Limit cpu usage daa-meganizer

Hi, is there any way to limit the number of threads used by daa-meganizer (Megan tools)? Is using all the cpus and I don’t see any parameter to limit it.

We would like daa-meganizer to use more cpus! It seems to start with 2 cpus, and then settles down to 1 cpu. Our current problem is that when we run daa-meganizer on daa files larger than about 80Gb, it reaches
Binning reads Writing classification tables 10% 20% 30% 40% 50% 60% 70% 80% 90%
and gets no further, despite apparently active Java processes. Any suggestions gratefully received.

The main reason for this to happen is when daa-meganizer is run with too little memory. Edit the file MEGAN/megan.vmoptions to set the amount of memory that MEGAN (and all MEGAN tools) can use. It should be 16GB for daa-meganizer to run comfortably.

Yes, at present most of the work is done in a single thread because most of the work is to write indices to the end of the daa file.

Thanks Daniel: I am trying again with Megan v6.21.2, and 500GB memory, but same outcome. There are active Java processes, using up to 500GB. But runs never get beyond 90% after 8 days on the HPC. Failed input files have about 530 million reads, but some other files with similar numbers have succeeded with less than 300GB. So the outcome does not depend only on input file size.
I will try again with 750GB memory. But grateful for any suggestions on what is using up memory, or how to process such large data.

I have never tried to meganize a file with 530 million reads (only around 80 million reads).
I will have to revisit my code to see whether there are any obvious bottle-necks that I can remove.
In the current version, I try to avoid creating global tables etc while parsing through a file, but there might well be tables that I thought would never grow so big so as to cause a problem.

You can try using more memory… As a Java program, meganizer will happily use all the memory that you give it, trading off memory for speed…

Thanks Daniel: I reran this daa-meganizer job with 2TB memory, but without success.
Output ends as follows:

Using 'Weighted LCA' assignment (80.0 %) on GTDB
Computing weights
10% 20% 30% 40% 50% 60% 70% 80% 90% 100% (8017.0s)
Total matches:     891,587,604 
Total references:  166,487,190 
Total weights:      78,945,077 
Using Best-Hit algorithm for binning: EC
Using Best-Hit algorithm for binning: INTERPRO2GO
Binning reads...
Binning reads Analyzing alignments
10% 20% 30% 40% 50% 60% 70% 80% 90% 100% (520811.3s)
Total reads:      313,484,464
With hits:         313,484,464 
Alignments:      2,537,048,697
Assig. Taxonomy:   288,798,327
Assig. SEED:        87,548,584
Assig. EGGNOG:      33,480,738
Assig. KEGG:        51,665,086
Assig. GTDB:       249,611,196
Assig. EC:          30,768,505
Assig. INTERPRO2GO: 76,807,634
Binning reads Applying min-support & disabled filter to Taxonomy...
10% 20% 30% 40% 50% 60% 70% 80% 90% 100% (0.4s)
Min-supp. changes:      12,899
Binning reads Applying min-support & disabled filter to GTDB...
10% 20% 30% 40% 50% 60% 70% 80% 90% 100% (1668.6s)
Min-supp. changes:       1,375
Binning reads Writing classification tables
10% 20% 30% 40% 50% 60% 70% 80% 90%  

It reached this stage after about 5 days. It then filled up 2TB, after which it cycled between about 800GB and 2TB, but without progressing, before running out of time after 9 days.

We would be very grateful for suggestions on how to proceed. We would be happy to test any development of daa-meganizer.
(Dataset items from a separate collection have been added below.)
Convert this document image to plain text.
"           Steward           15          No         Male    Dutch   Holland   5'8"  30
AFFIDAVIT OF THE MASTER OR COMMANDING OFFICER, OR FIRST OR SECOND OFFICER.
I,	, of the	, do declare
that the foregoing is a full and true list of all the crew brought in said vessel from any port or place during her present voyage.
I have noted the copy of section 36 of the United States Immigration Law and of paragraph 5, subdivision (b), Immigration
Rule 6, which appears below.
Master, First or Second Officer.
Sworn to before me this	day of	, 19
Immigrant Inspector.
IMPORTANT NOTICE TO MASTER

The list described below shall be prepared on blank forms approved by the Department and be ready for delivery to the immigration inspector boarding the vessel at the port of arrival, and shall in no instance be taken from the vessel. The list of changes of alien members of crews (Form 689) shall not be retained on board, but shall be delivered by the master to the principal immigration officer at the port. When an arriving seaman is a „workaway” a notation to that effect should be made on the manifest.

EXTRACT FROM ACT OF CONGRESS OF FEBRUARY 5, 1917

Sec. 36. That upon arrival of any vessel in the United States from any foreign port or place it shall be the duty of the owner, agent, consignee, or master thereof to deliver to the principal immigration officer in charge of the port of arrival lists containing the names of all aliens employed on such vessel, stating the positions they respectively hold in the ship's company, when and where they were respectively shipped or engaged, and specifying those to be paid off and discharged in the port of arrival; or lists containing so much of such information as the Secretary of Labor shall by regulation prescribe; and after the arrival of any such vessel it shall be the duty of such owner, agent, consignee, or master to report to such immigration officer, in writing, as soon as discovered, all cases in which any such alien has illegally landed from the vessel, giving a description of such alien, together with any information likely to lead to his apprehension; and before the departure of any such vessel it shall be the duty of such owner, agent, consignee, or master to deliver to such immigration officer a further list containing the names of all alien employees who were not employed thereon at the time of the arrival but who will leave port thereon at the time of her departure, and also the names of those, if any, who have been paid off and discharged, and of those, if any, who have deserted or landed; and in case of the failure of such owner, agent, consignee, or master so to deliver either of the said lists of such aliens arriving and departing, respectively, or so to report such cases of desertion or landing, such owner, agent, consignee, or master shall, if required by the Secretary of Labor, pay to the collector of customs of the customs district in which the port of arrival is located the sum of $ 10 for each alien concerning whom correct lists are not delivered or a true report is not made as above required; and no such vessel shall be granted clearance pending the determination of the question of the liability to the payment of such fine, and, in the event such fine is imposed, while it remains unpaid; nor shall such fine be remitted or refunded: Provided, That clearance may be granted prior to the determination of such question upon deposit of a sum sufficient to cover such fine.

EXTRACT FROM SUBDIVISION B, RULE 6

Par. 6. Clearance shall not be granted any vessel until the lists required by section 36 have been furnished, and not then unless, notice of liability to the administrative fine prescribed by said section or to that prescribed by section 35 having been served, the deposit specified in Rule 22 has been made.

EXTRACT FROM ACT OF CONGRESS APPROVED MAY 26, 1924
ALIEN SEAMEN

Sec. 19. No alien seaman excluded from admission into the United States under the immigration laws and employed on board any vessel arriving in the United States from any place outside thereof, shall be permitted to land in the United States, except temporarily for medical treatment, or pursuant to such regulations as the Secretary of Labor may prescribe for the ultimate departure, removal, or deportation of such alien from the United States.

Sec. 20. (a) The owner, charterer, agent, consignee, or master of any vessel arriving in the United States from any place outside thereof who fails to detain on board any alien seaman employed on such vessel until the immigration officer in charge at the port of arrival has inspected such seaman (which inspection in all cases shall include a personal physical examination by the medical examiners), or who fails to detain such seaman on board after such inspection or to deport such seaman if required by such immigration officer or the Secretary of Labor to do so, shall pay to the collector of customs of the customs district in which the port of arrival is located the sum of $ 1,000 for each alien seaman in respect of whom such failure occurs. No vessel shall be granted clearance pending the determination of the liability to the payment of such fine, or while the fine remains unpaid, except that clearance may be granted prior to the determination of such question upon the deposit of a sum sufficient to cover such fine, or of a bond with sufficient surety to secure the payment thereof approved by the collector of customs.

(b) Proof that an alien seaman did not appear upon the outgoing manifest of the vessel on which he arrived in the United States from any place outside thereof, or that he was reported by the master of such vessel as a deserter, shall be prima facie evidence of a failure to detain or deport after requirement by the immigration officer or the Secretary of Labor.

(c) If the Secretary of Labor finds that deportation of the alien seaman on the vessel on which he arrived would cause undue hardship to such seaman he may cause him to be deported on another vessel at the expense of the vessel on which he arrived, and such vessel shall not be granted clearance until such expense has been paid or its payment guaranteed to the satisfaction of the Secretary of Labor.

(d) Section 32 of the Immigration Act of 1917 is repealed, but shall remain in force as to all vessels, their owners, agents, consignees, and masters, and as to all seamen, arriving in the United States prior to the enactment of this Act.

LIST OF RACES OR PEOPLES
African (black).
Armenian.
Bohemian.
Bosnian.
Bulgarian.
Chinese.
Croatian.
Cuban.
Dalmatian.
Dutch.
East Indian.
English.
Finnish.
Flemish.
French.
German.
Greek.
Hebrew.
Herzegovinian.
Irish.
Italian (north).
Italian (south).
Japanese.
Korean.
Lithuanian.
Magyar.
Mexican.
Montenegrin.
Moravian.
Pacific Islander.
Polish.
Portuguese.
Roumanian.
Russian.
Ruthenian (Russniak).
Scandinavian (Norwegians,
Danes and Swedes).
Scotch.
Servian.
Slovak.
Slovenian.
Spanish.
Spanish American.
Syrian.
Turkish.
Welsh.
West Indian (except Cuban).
Can we combine smaller meganized daa files somehow?

I just noticed that you are using the “weighted LCA option”. Could you please try meganization using the naive LCA, not the weighted LCA. The weighted LCA uses more memory and takes longer than the naive LCA. That should reduce the 520811.3s (6 days) that classification took.
However, the other issue that is apparent is that the program is having a difficult time writing the classification tables. MEGAN creates the classification tables in memory and then writes them out to the end of the DAA file. With 800 million reads and multiple classifications, this uses a lot of memory.

Basically, you are using 10x as much data as this version of MEGAN is tuned for. I will have to look into rewriting parts of the code to accommodate 800 million reads mentioning 166 million references…

Thanks Daniel: We find that naïve LCA is a bit faster, but writing classification tables is still the problem. Daa-meganizer completes for files with less than about 500 million reads, using up to 300G. But larger files hang at “Writing classification tables … 90%”, even when given 2TB.
We would be very grateful for anything you can do to help us process these (and larger) files.

We are happy to test any development. Can smaller meganized daa files be combined somehow?